I recently started graduate school at UPenn. My single, solitary job is to study what I love everyday and figure out ways to enjoy myself while I'm at it. I went back to Cornell this Labor Day weekend and was reminded that the time I spent there, as great as it was, was only the beginning - a stepping stone to all that is to come. In undergrad, I spent way too much time wondering what people thought about me, bending to what I thought I should be/do instead of just being the person that I wanted to be, doubting what I brought to the table, and stressing over where I belonged. And, it sucked while I was going through it, but I'm so immensely glad I did, because I do have a better idea of who I am, what I like, and what I have to offer now. However, Cornell wasn't and won't be the best four years of my life. That was never the goal.

When you operate in your purpose, there is no traffic.

I've only been adulting for a few months now, but already I can sense that the space I'm in now, albeit harder and full of responsibilities, is infinitely better than the space I left behind. And going back to Cornell did nothing but confirm this. If I'm being honest, I was dreading the trip. I did not want to go back because I did not want to get sucked back into old states of being. I did not want to be reminded of my mistakes and losses. And most of all, I didn't want relationships with those friends that I'm supposed to have for this lifetime to have changed to some unrecognizable degree. They didn't.

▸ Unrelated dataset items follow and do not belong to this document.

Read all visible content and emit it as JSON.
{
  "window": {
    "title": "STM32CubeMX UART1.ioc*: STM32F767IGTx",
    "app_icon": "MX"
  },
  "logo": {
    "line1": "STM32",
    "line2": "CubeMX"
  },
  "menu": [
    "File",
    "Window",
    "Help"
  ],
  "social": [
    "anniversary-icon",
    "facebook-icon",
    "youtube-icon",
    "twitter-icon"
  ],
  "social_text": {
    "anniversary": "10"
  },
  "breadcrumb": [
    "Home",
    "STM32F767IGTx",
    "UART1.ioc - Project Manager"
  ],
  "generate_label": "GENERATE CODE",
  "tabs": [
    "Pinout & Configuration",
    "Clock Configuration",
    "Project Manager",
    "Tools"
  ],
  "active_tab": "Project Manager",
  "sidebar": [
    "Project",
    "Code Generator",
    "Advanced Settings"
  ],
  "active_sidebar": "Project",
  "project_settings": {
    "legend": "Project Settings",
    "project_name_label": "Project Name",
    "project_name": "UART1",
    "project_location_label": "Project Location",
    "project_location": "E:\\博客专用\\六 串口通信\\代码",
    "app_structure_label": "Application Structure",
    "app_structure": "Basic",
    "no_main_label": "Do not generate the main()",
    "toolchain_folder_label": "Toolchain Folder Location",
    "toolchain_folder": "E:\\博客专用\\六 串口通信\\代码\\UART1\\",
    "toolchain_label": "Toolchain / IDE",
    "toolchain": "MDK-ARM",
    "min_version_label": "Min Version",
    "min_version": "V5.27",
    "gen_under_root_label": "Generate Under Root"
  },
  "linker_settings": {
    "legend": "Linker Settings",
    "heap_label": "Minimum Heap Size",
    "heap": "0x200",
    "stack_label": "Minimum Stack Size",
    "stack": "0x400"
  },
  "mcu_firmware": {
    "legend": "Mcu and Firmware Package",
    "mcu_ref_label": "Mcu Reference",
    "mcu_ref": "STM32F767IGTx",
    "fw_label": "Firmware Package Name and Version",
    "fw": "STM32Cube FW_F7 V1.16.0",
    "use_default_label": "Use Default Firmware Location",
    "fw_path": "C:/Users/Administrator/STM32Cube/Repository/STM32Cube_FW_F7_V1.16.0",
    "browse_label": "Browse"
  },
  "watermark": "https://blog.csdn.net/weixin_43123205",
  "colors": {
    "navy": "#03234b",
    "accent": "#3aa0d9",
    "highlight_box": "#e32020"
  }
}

I think that college is only the best four years of your life if you squander all the rest of the time you're given. If after graduation, you waste what you learned, lose all your friends, and never pursue your dreams, then sure, those four years of undergrad probably were the best times you've ever had. But, if you've got the gall to go after what you want and create a life that you love, then those four years were fun but they weren't the end all be all. 

Because here's the thing, when you operate in your purpose, there is no traffic. 

When you are where you prayed to be, because you did your part and had faith, that, that space/place/time, is the best of your life. I hope you find your happy, your best space, like I have found mine. And, I hope that when it's time to move on, you'll charge forward, full speed ahead, thanking the past for its gifts, but walking into your future, with feet planted firmly on the ground, your mind open to whatever is to come, and your heart on your sleeve ready to embrace all the love the universe is about to throw your way. 

I know I did and it's paying off in leaps and bounds so far.